To submit this form, you can mail it to the EVMS Department of Otolaryngology - Head and Neck Surgery at 600 Gresham Drive, Suite 1100, Norfolk, VA 23507. Alternatively, you can fax it to (757) 388-6201 or email it to the designated recipient at their provided email address. Ensure that all fields are completed accurately to avoid delays in processing.
What are the important dates for this form in 2024 and 2025?
There are no specific important dates for this form; however, it is advisable to submit the form as soon as possible to avoid delays in treatment or referrals.

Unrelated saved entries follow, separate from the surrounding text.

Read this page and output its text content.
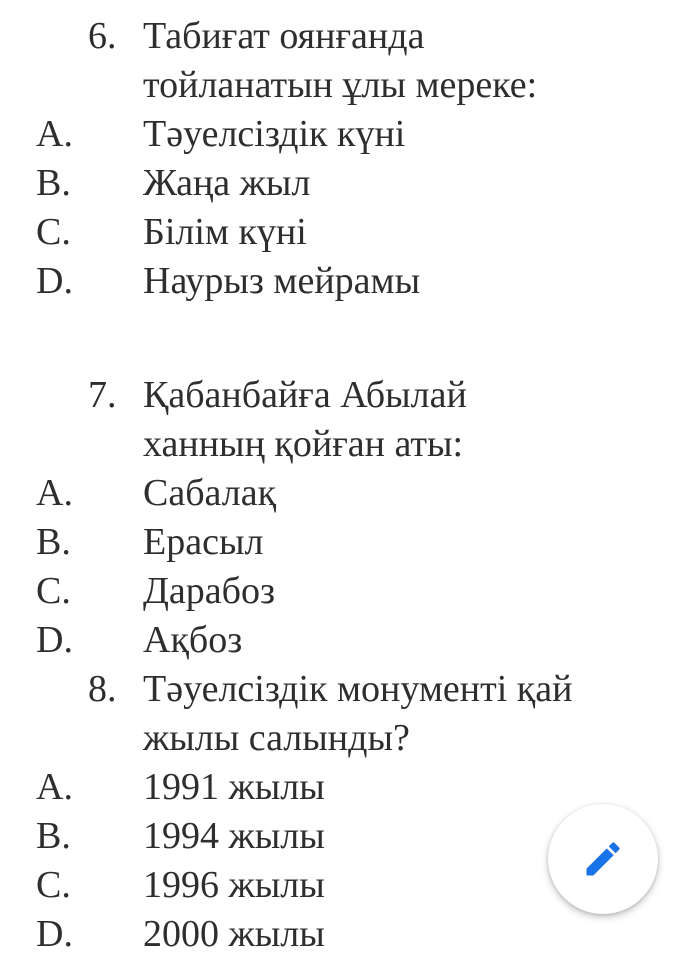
6. Табиғат оянғанда
тойланатын ұлы мереке:
A. Тәуелсіздік күні
B. Жаңа жыл
C. Білім күні
D. Наурыз мейрамы
7. Қабанбайға Абылай
ханның қойған аты:
A. Сабалақ
B. Ерасыл
C. Дарабоз
D. Ақбоз
8. Тәуелсіздік монументі қай
жылы салынды?
A. 1991 жылы
B. 1994 жылы
C. 1996 жылы
D. 2000 жылы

What is the purpose of this form?
The purpose of this form is to facilitate the communication of important medical information between healthcare providers. It ensures that patients can easily release their medical records to necessary parties for ongoing treatment. This process helps streamline patient care and enhances communication within the healthcare system.

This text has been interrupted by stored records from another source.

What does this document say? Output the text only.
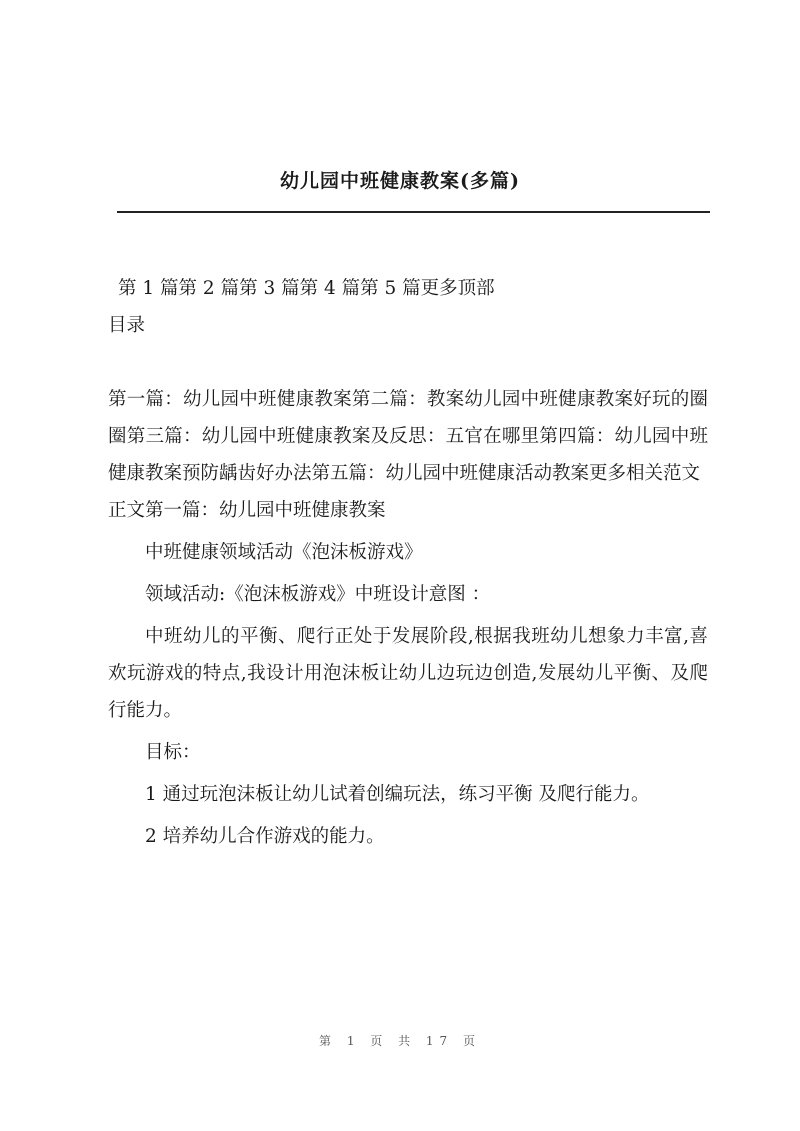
幼儿园中班健康教案(多篇)

第 1 篇第 2 篇第 3 篇第 4 篇第 5 篇更多顶部

目录

第一篇：幼儿园中班健康教案第二篇：教案幼儿园中班健康教案好玩的圈圈第三篇：幼儿园中班健康教案及反思：五官在哪里第四篇：幼儿园中班健康教案预防龋齿好办法第五篇：幼儿园中班健康活动教案更多相关范文

正文第一篇：幼儿园中班健康教案

中班健康领域活动《泡沫板游戏》

领域活动:《泡沫板游戏》中班设计意图 ：

中班幼儿的平衡、爬行正处于发展阶段,根据我班幼儿想象力丰富,喜欢玩游戏的特点,我设计用泡沫板让幼儿边玩边创造,发展幼儿平衡、及爬行能力。

目标：

1 通过玩泡沫板让幼儿试着创编玩法，练习平衡 及爬行能力。

2 培养幼儿合作游戏的能力。

第 1 页 共 17 页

Tell me about this form and its components and fields line-by-line.

- 1. Patient's Full Name: The complete legal name of the patient.
- 2. Date of Birth: The birth date of the patient for identification purposes.
- 3. Specific Records: Indicate which medical records are to be released.
- 4. Recipient's Information: Details of the person or organization that will receive the records.
- 5. Signature: The signature of the patient or authorized representative.
- 6. Date: The date when the form is signed.
What happens if I fail to submit this form?
Failing to submit this form can delay the processing of your medical records. This may hinder your access to timely medical care or referrals. It's crucial to ensure that the form is accurately completed and submitted to avoid further complications.
- Delayed Treatment: Without the release of your medical records, ongoing treatments may be postponed.
- Missed Appointments: Healthcare providers may be unable to prepare for your appointments without your records.
- Unprocessed Claims: Insurance claims may be affected if records are not authorized for release.
How do I know when to use this form?

- 1. Referred Specialist: If you are being referred to a specialist, they may require your medical history.
- 2. Insurance Verification: Insurance companies often need access to your records for claims.
- 3. Coordinated Care: Multiple healthcare providers may collaborate on your treatment.
Frequently Asked Questions
What is the purpose of this form?
This form allows you to authorize the release of your medical records to specified entities.
How do I download the filled form?
After filling out the form, simply click the download button to save it to your device.
Can I edit the PDF multiple times?
Yes, you can revisit the form and make adjustments as needed.
What types of records can I request?
You can request complete medical records or specify particular notes, reports, or summaries.
Is this form recognized by all healthcare providers?
Yes, this form is accepted by various healthcare providers for record transfer.
Do I need to sign the form?
Yes, your signature is required to validate the authorization.
What if I want to cancel my authorization?
You can cancel your authorization at any time by submitting a written request.
How do I share this document?
You can share the document via email or through social sharing options available.
Is there a time limit on this authorization?
This authorization remains valid for 90 days unless specified otherwise.
Can I request records in a different language?
Typically, records are provided in English, but you can request assistance for translations.